Maybe a combination of all three.


>Maybe a combination of all three.

Likely. How big each "slice" is would be good to know. I wish someone would study it in depth, if it's even possible to fairly analyze.

I don't necessarily think your analogy with MS word is a fair or correct one, FWIW, only because once you build something the functionality is able to be distributed and replicated.

Employees require active up keep in a way that software really doesn't.


This is not true. If the people weren’t providing some positive ROI then the execs would be drooling over the money saved from cutting them.


I don’t think so. Unless you get super high up, your pay increases proportionally to people under you. The next problem is that once you start cutting, you actually have to organize and manage. That’s way more difficult than saying “ I have hired x people”. I have been in countless discussions where management offered more people but whenever I told them the real problem is the process or another department not doing their job, I got silence.


'i need more people' or 'i people with this specific skill' is also a really good blanket excuse for dysfunction. and if you dont get the slots you can just say 'i told you', and if you do get the slots and dont feel like actually executing, its pretty trivial to find all the candidates wanting. or blame the hiring market. or the low salaries. its a hugely effective dodge, and you can even convince yourself that you're doing all you can to address the problems in your organization - you just cant because of factors completely outside your control.

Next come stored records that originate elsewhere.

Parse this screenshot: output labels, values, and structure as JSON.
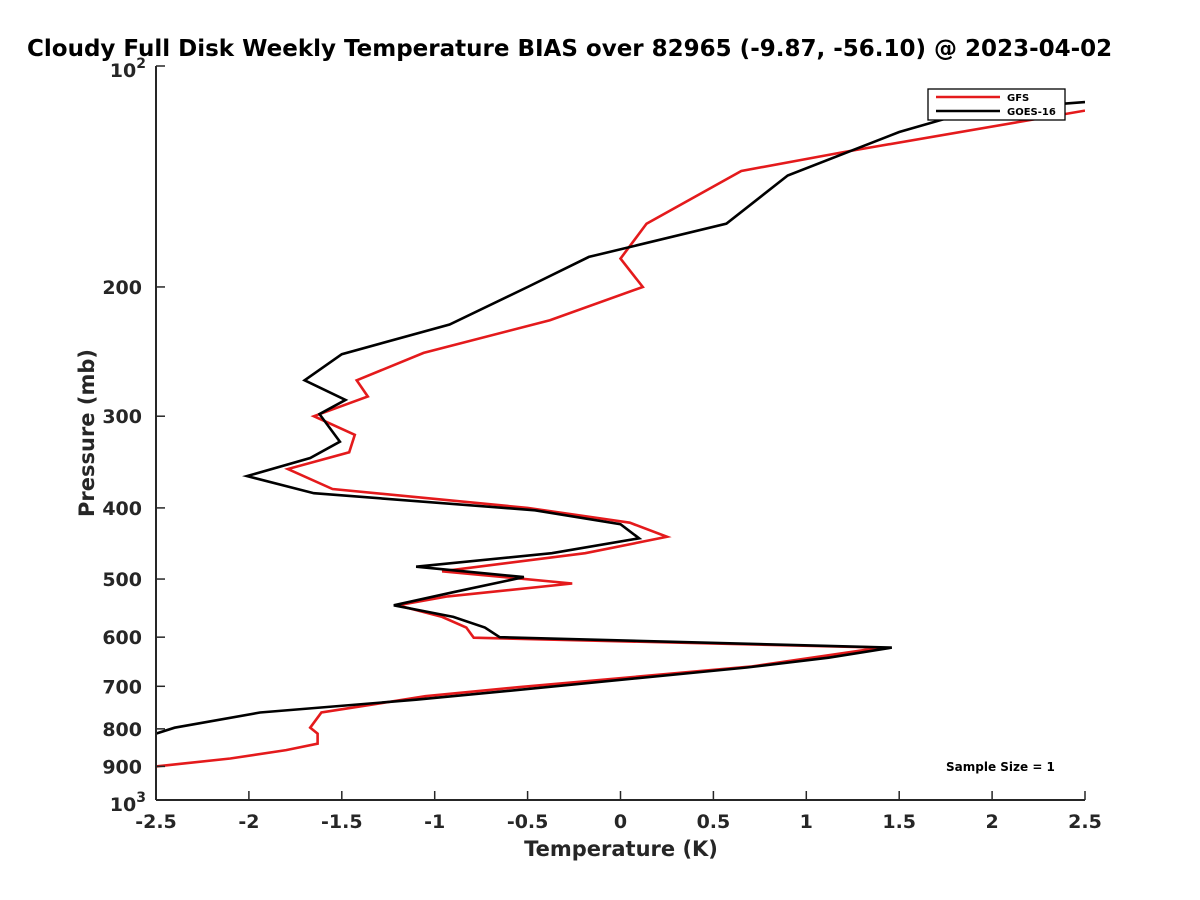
{
  "chart_data": {
    "type": "line",
    "title": "Cloudy Full Disk Weekly Temperature BIAS over 82965 (-9.87, -56.10) @ 2023-04-02",
    "xlabel": "Temperature (K)",
    "ylabel": "Pressure (mb)",
    "xlim": [
      -2.5,
      2.5
    ],
    "ylim": [
      100,
      1000
    ],
    "y_scale": "log",
    "y_direction": "reversed",
    "x_ticks": [
      "-2.5",
      "-2",
      "-1.5",
      "-1",
      "-0.5",
      "0",
      "0.5",
      "1",
      "1.5",
      "2",
      "2.5"
    ],
    "y_ticks": [
      {
        "value": 100,
        "base": "10",
        "exp": "2"
      },
      {
        "value": 200,
        "label": "200"
      },
      {
        "value": 300,
        "label": "300"
      },
      {
        "value": 400,
        "label": "400"
      },
      {
        "value": 500,
        "label": "500"
      },
      {
        "value": 600,
        "label": "600"
      },
      {
        "value": 700,
        "label": "700"
      },
      {
        "value": 800,
        "label": "800"
      },
      {
        "value": 900,
        "label": "900"
      },
      {
        "value": 1000,
        "base": "10",
        "exp": "3"
      }
    ],
    "legend_position": "top-right",
    "annotation": "Sample Size = 1",
    "series": [
      {
        "name": "GFS",
        "color": "#e41a1c",
        "points": [
          {
            "x": 2.5,
            "p": 115
          },
          {
            "x": 1.2,
            "p": 131
          },
          {
            "x": 0.65,
            "p": 139
          },
          {
            "x": 0.14,
            "p": 164
          },
          {
            "x": 0.0,
            "p": 183
          },
          {
            "x": 0.12,
            "p": 200
          },
          {
            "x": -0.38,
            "p": 222
          },
          {
            "x": -1.06,
            "p": 246
          },
          {
            "x": -1.42,
            "p": 268
          },
          {
            "x": -1.36,
            "p": 282
          },
          {
            "x": -1.65,
            "p": 300
          },
          {
            "x": -1.43,
            "p": 318
          },
          {
            "x": -1.46,
            "p": 336
          },
          {
            "x": -1.79,
            "p": 354
          },
          {
            "x": -1.55,
            "p": 377
          },
          {
            "x": -0.5,
            "p": 400
          },
          {
            "x": 0.05,
            "p": 419
          },
          {
            "x": 0.25,
            "p": 438
          },
          {
            "x": -0.19,
            "p": 461
          },
          {
            "x": -0.96,
            "p": 488
          },
          {
            "x": -0.26,
            "p": 507
          },
          {
            "x": -0.93,
            "p": 528
          },
          {
            "x": -1.2,
            "p": 543
          },
          {
            "x": -0.96,
            "p": 563
          },
          {
            "x": -0.83,
            "p": 582
          },
          {
            "x": -0.79,
            "p": 601
          },
          {
            "x": 1.4,
            "p": 620
          },
          {
            "x": 0.7,
            "p": 658
          },
          {
            "x": -0.55,
            "p": 702
          },
          {
            "x": -1.05,
            "p": 722
          },
          {
            "x": -1.61,
            "p": 760
          },
          {
            "x": -1.67,
            "p": 797
          },
          {
            "x": -1.63,
            "p": 812
          },
          {
            "x": -1.63,
            "p": 838
          },
          {
            "x": -1.8,
            "p": 855
          },
          {
            "x": -2.1,
            "p": 878
          },
          {
            "x": -2.5,
            "p": 900
          }
        ]
      },
      {
        "name": "GOES-16",
        "color": "#000000",
        "points": [
          {
            "x": 2.5,
            "p": 112
          },
          {
            "x": 1.9,
            "p": 115
          },
          {
            "x": 1.5,
            "p": 123
          },
          {
            "x": 0.9,
            "p": 141
          },
          {
            "x": 0.57,
            "p": 164
          },
          {
            "x": -0.17,
            "p": 182
          },
          {
            "x": -0.5,
            "p": 200
          },
          {
            "x": -0.92,
            "p": 225
          },
          {
            "x": -1.5,
            "p": 247
          },
          {
            "x": -1.7,
            "p": 268
          },
          {
            "x": -1.48,
            "p": 285
          },
          {
            "x": -1.62,
            "p": 298
          },
          {
            "x": -1.51,
            "p": 325
          },
          {
            "x": -1.67,
            "p": 342
          },
          {
            "x": -2.01,
            "p": 362
          },
          {
            "x": -1.65,
            "p": 382
          },
          {
            "x": -0.46,
            "p": 403
          },
          {
            "x": 0.0,
            "p": 421
          },
          {
            "x": 0.1,
            "p": 440
          },
          {
            "x": -0.37,
            "p": 461
          },
          {
            "x": -1.1,
            "p": 481
          },
          {
            "x": -0.52,
            "p": 497
          },
          {
            "x": -0.9,
            "p": 521
          },
          {
            "x": -1.22,
            "p": 543
          },
          {
            "x": -0.9,
            "p": 563
          },
          {
            "x": -0.73,
            "p": 582
          },
          {
            "x": -0.65,
            "p": 600
          },
          {
            "x": 1.46,
            "p": 620
          },
          {
            "x": 1.12,
            "p": 640
          },
          {
            "x": 0.68,
            "p": 660
          },
          {
            "x": -0.65,
            "p": 712
          },
          {
            "x": -1.1,
            "p": 730
          },
          {
            "x": -1.94,
            "p": 760
          },
          {
            "x": -2.4,
            "p": 797
          },
          {
            "x": -2.5,
            "p": 812
          }
        ]
      }
    ]
  }
}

It’s well known that middle managers love to grow headcount. That doesn’t matter.

If teams aren’t resulting in profit, they’re gonna get pressured to make cuts or will have RIFs imposed on them. I’ve seen this happen at every company, even big seemingly inept monsters like Oracle and IBM.


Those political middle and upper managers who are good at growing headcount are also good at shifting blame. They explain their lack of profit by either not enough headcount or else some other part of the company is letting the down (and they should take over that function so they can succeed next time) etc


Most people actually don't like firing people. Management, as weird as it may seem, actually is made up of people.

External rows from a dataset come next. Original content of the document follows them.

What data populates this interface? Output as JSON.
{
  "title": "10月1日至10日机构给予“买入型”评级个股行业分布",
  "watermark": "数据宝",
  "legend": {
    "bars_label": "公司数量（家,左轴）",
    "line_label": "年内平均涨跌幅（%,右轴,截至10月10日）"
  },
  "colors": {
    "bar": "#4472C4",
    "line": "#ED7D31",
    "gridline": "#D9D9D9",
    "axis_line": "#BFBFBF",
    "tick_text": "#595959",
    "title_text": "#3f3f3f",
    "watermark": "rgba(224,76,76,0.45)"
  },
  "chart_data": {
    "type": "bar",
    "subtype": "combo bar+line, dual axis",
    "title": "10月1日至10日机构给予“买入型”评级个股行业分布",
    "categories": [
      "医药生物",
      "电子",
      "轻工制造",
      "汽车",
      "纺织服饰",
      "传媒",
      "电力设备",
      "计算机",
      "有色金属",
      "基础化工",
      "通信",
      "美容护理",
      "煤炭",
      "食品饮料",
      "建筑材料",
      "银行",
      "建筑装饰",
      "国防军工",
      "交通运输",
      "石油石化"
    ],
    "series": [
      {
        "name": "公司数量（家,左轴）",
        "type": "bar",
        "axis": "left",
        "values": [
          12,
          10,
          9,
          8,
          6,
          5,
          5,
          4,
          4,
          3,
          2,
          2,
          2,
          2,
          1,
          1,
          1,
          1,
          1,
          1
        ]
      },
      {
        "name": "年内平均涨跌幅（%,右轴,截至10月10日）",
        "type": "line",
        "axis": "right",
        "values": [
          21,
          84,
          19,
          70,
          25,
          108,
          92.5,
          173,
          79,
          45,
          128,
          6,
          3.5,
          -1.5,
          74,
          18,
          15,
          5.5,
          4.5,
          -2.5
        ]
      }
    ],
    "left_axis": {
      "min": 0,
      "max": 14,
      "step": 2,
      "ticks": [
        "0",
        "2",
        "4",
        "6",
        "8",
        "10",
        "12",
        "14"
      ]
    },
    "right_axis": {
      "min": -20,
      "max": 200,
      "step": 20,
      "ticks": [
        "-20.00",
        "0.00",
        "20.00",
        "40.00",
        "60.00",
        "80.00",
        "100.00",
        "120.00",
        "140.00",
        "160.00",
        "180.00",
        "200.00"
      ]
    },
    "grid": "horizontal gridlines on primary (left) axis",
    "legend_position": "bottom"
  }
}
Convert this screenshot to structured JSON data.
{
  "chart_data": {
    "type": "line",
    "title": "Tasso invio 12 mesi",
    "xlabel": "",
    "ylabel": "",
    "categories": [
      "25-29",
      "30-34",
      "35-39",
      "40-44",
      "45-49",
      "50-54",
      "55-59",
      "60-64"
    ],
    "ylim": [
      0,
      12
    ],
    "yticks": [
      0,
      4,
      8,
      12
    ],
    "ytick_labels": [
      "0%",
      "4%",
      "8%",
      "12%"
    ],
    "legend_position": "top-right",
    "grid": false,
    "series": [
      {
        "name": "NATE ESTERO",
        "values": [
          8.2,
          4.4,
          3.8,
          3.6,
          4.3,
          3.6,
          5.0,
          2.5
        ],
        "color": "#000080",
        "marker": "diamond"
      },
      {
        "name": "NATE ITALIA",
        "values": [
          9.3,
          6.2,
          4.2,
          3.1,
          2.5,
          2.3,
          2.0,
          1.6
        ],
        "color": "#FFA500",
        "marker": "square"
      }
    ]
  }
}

That's why layoffs don't happen until the market starts to get tight, but yeah, when the market's tight.


>If the people weren’t providing some positive ROI then the execs

The majority, the vast majority, of executives are not capable of measuring this any way you slice it.

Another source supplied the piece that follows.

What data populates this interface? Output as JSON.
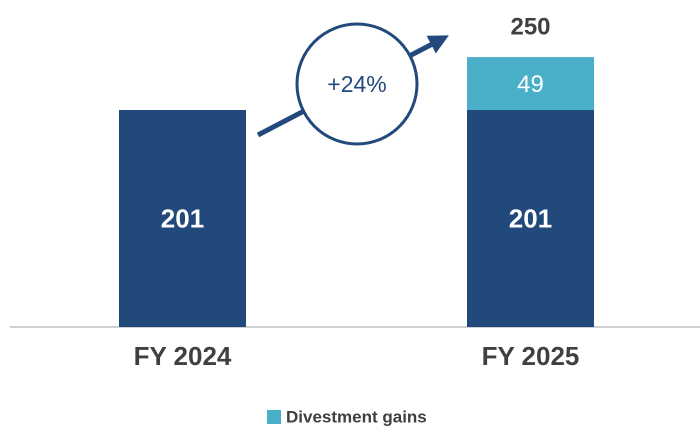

Where do you think all the heads to chop came from for all the publicized layoffs in tech these past couple of years?


Expected ROI.

Do you know what a jobs program is? I think a lot of confusion comes from people not understanding that a role that currently costs more than in brings in is absolutely not the same thing as a jobs program.

A jobs program is designed to just keep people employed at a loss by design. No expectation of a path to ever making money. The TSA is an example of a jobs program.


There are some roles like that in tech. For example, "charitable" positions like full-time OSS devs.

Another one that is questionable are tech evangelists or dev rel. Sometimes those positions can be connected to revenue, but usually it's "mindshare" accounting.


OSS dev might be a bad example. OSS is often an internal product that is opened up to gain free OSS labor. Most often, the position would exist within the company if it were OSS or not. In other words, it is something the company is working on regardless of OSS or private codebase


Not all paid OSS development is the company's product/project. Many of the largest open source projects are dependent on corporate "charity".


You are totally correct basis my observations. However, companies can not be smaller as past a certain scale a company resembles a communist economy. Having read the book "Red Plenty", I saw so many similarities with the big techs I have worked at. Internal teams have a top given monopoly and have no incentive to improve their products unless there is some external competition. Most companies are now led by people who have much less skin in the game (up to the CEO level in most) and every small org resembles a factory in the soviet union. The incentives of everyone working at the company is to keep growing bigger.